There’s the moment where his blood splatters in small flecks on her face. The moment where his body crumples in a heap, and she kicks it away as it lands on her feet. Then there are a few moments where she sits in silence with only her heart beating fast for company. Her chest rises and falls in slow, deep motions.

Finally, she stands. She isn’t wearing gloves. She needs to keep the gun. She pulls a handkerchief from a pocket and wipes her face clean. On the off chance someone else was still in the building, she needs to get off this floor.

She leaves, quiet careful steps that take her down to the office where her jacket rests over a chair. It’s not very cold out today, but she slips it on and buttons it up tight to hide the blood on her shirt. She dumps the gun into her bag and slings it over her shoulder before exiting the building with an air of having only stayed a little extra after hours.

It is October of 1937. Margaret Josephine Carter is twenty years old, and she just killed a man for the first time.

She returns to her house first. Takes a shower. Changes her blouse and puts on a plaid skirt. One hour later precisely, she hands off the files to a contact, the gun with it. She gets her next orders in return and briefly explains the encounter. Already there are plans to make Gerhardt Bauer’s death into a suicide. She needs to keep her cover and so she is refused involvement.

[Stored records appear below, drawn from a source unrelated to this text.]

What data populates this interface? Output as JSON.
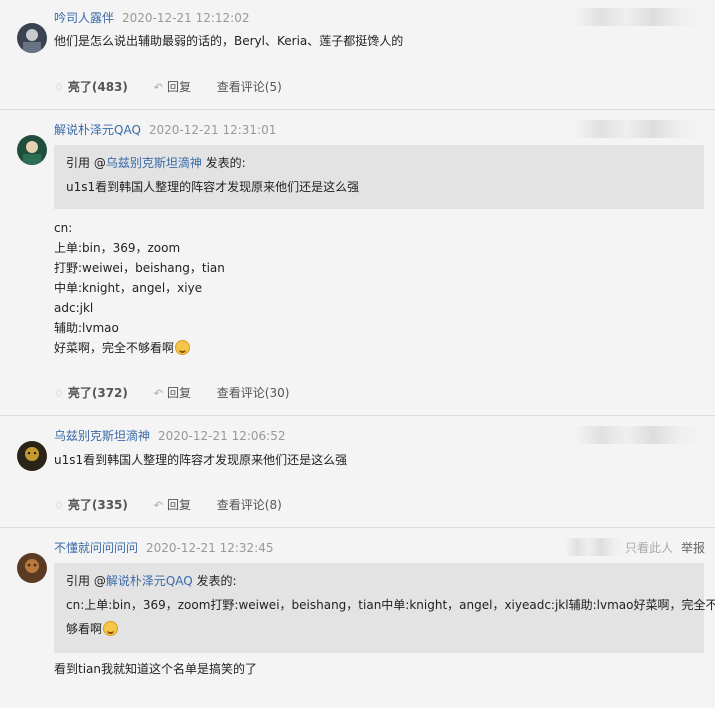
{
  "comments": [
    {
      "user": "吟司人露伴",
      "time": "2020-12-21 12:12:02",
      "body": "他们是怎么说出辅助最弱的话的，Beryl、Keria、莲子都挺馋人的",
      "likes": "亮了(483)",
      "reply": "回复",
      "view": "查看评论(5)"
    },
    {
      "user": "解说朴泽元QAQ",
      "time": "2020-12-21 12:31:01",
      "quote_prefix": "引用 @",
      "quote_user": "乌兹别克斯坦滴神",
      "quote_suffix": " 发表的:",
      "quote_text": "u1s1看到韩国人整理的阵容才发现原来他们还是这么强",
      "lines": [
        "cn:",
        "上单:bin，369，zoom",
        "打野:weiwei，beishang，tian",
        "中单:knight，angel，xiye",
        "adc:jkl",
        "辅助:lvmao",
        "好菜啊，完全不够看啊"
      ],
      "likes": "亮了(372)",
      "reply": "回复",
      "view": "查看评论(30)"
    },
    {
      "user": "乌兹别克斯坦滴神",
      "time": "2020-12-21 12:06:52",
      "body": "u1s1看到韩国人整理的阵容才发现原来他们还是这么强",
      "likes": "亮了(335)",
      "reply": "回复",
      "view": "查看评论(8)"
    },
    {
      "user": "不懂就问问问问",
      "time": "2020-12-21 12:32:45",
      "ext_partial": "只看此人",
      "ext_report": "举报",
      "quote_prefix": "引用 @",
      "quote_user": "解说朴泽元QAQ",
      "quote_suffix": " 发表的:",
      "quote_line1": "cn:上单:bin，369，zoom打野:weiwei，beishang，tian中单:knight，angel，xiyeadc:jkl辅助:lvmao好菜啊，完全不",
      "quote_line2": "够看啊",
      "body": "看到tian我就知道这个名单是搞笑的了"
    }
  ],
  "icons": {
    "like": "thumb-icon",
    "reply": "reply-icon",
    "emoji": "laugh-emoji-icon"
  }
}
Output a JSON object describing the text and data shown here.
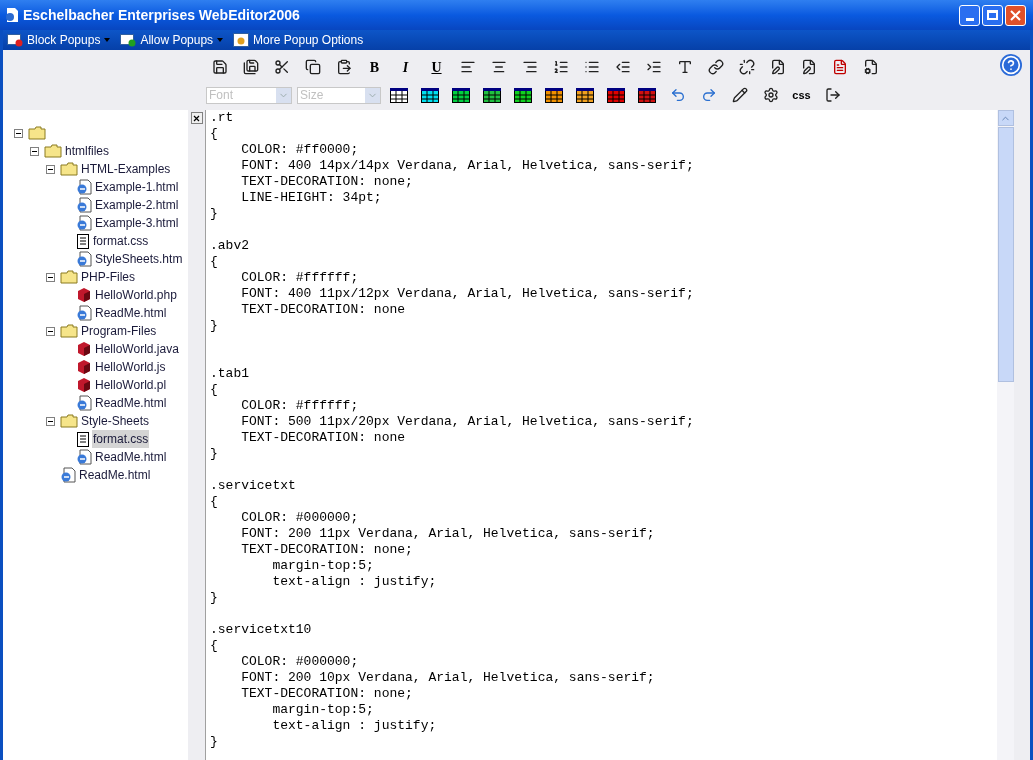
{
  "window": {
    "title": "Eschelbacher Enterprises WebEditor2006"
  },
  "popup_bar": [
    {
      "label": "Block Popups",
      "kind": "block",
      "dropdown": true
    },
    {
      "label": "Allow Popups",
      "kind": "allow",
      "dropdown": true
    },
    {
      "label": "More Popup Options",
      "kind": "more",
      "dropdown": false
    }
  ],
  "toolbar_row_1": [
    {
      "kind": "save"
    },
    {
      "kind": "save-all"
    },
    {
      "kind": "cut"
    },
    {
      "kind": "copy"
    },
    {
      "kind": "paste"
    },
    {
      "kind": "bold",
      "label": "B"
    },
    {
      "kind": "italic",
      "label": "I"
    },
    {
      "kind": "underline",
      "label": "U"
    },
    {
      "kind": "align-left"
    },
    {
      "kind": "align-center"
    },
    {
      "kind": "align-right"
    },
    {
      "kind": "ordered-list"
    },
    {
      "kind": "bullet-list"
    },
    {
      "kind": "outdent"
    },
    {
      "kind": "indent"
    },
    {
      "kind": "text-color"
    },
    {
      "kind": "link"
    },
    {
      "kind": "unlink"
    },
    {
      "kind": "edit-doc"
    },
    {
      "kind": "edit-doc-2"
    },
    {
      "kind": "pdf"
    },
    {
      "kind": "properties"
    }
  ],
  "font_select": {
    "placeholder": "Font"
  },
  "size_select": {
    "placeholder": "Size"
  },
  "toolbar_row_2": [
    {
      "kind": "table",
      "color": "#ffffff"
    },
    {
      "kind": "table",
      "color": "#00e0f0"
    },
    {
      "kind": "table",
      "color": "#00d040"
    },
    {
      "kind": "table",
      "color": "#20c040"
    },
    {
      "kind": "table",
      "color": "#10d020"
    },
    {
      "kind": "table",
      "color": "#f09000"
    },
    {
      "kind": "table",
      "color": "#f0a020"
    },
    {
      "kind": "table",
      "color": "#e00000"
    },
    {
      "kind": "table",
      "color": "#d01010"
    },
    {
      "kind": "undo"
    },
    {
      "kind": "redo"
    },
    {
      "kind": "pencil"
    },
    {
      "kind": "gear-doc"
    },
    {
      "kind": "css",
      "label": "css"
    },
    {
      "kind": "exit"
    }
  ],
  "tree": [
    {
      "kind": "folder",
      "selected": false,
      "children": [
        {
          "kind": "folder",
          "label": "htmlfiles",
          "selected": false,
          "children": [
            {
              "kind": "folder",
              "label": "HTML-Examples",
              "selected": false,
              "children": [
                {
                  "kind": "html",
                  "label": "Example-1.html",
                  "selected": false
                },
                {
                  "kind": "html",
                  "label": "Example-2.html",
                  "selected": false
                },
                {
                  "kind": "html",
                  "label": "Example-3.html",
                  "selected": false
                },
                {
                  "kind": "text",
                  "label": "format.css",
                  "selected": false
                },
                {
                  "kind": "html",
                  "label": "StyleSheets.htm",
                  "selected": false
                }
              ]
            },
            {
              "kind": "folder",
              "label": "PHP-Files",
              "selected": false,
              "children": [
                {
                  "kind": "program",
                  "label": "HelloWorld.php",
                  "selected": false
                },
                {
                  "kind": "html",
                  "label": "ReadMe.html",
                  "selected": false
                }
              ]
            },
            {
              "kind": "folder",
              "label": "Program-Files",
              "selected": false,
              "children": [
                {
                  "kind": "program",
                  "label": "HelloWorld.java",
                  "selected": false
                },
                {
                  "kind": "program",
                  "label": "HelloWorld.js",
                  "selected": false
                },
                {
                  "kind": "program",
                  "label": "HelloWorld.pl",
                  "selected": false
                },
                {
                  "kind": "html",
                  "label": "ReadMe.html",
                  "selected": false
                }
              ]
            },
            {
              "kind": "folder",
              "label": "Style-Sheets",
              "selected": false,
              "children": [
                {
                  "kind": "text",
                  "label": "format.css",
                  "selected": true
                },
                {
                  "kind": "html",
                  "label": "ReadMe.html",
                  "selected": false
                }
              ]
            },
            {
              "kind": "html",
              "label": "ReadMe.html",
              "selected": false
            }
          ]
        }
      ]
    }
  ],
  "editor": {
    "text": ".rt\n{\n    COLOR: #ff0000;\n    FONT: 400 14px/14px Verdana, Arial, Helvetica, sans-serif;\n    TEXT-DECORATION: none;\n    LINE-HEIGHT: 34pt;\n}\n\n.abv2\n{\n    COLOR: #ffffff;\n    FONT: 400 11px/12px Verdana, Arial, Helvetica, sans-serif;\n    TEXT-DECORATION: none\n}\n\n\n.tab1\n{\n    COLOR: #ffffff;\n    FONT: 500 11px/20px Verdana, Arial, Helvetica, sans-serif;\n    TEXT-DECORATION: none\n}\n\n.servicetxt\n{\n    COLOR: #000000;\n    FONT: 200 11px Verdana, Arial, Helvetica, sans-serif;\n    TEXT-DECORATION: none;\n        margin-top:5;\n        text-align : justify;\n}\n\n.servicetxt10\n{\n    COLOR: #000000;\n    FONT: 200 10px Verdana, Arial, Helvetica, sans-serif;\n    TEXT-DECORATION: none;\n        margin-top:5;\n        text-align : justify;\n}"
  }
}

And then she walks around the city. She buys herself a small cake for dinner. She doesn’t return home until after dark.

She climbs into bed and stares at the walls, the ceiling, tries, because tonight, she cannot fall asleep.

In the morning, she burns the bloodstained blouse.

Anja Kaufman arrives at work on the dot. Her coworkers are mourning the sudden suicide of Gerhardt, he always seemed like such a happy fellow. She offers the appropriate sympathies. But the workday must continue. She makes plans with Elena to attend the funeral.

Peggy Carter goes home and falls asleep out of exhaustion, but she can’t stay down for more than an hour. And at midnight, her next orders are put into play. She cannot allow herself anymore time to dwell on it.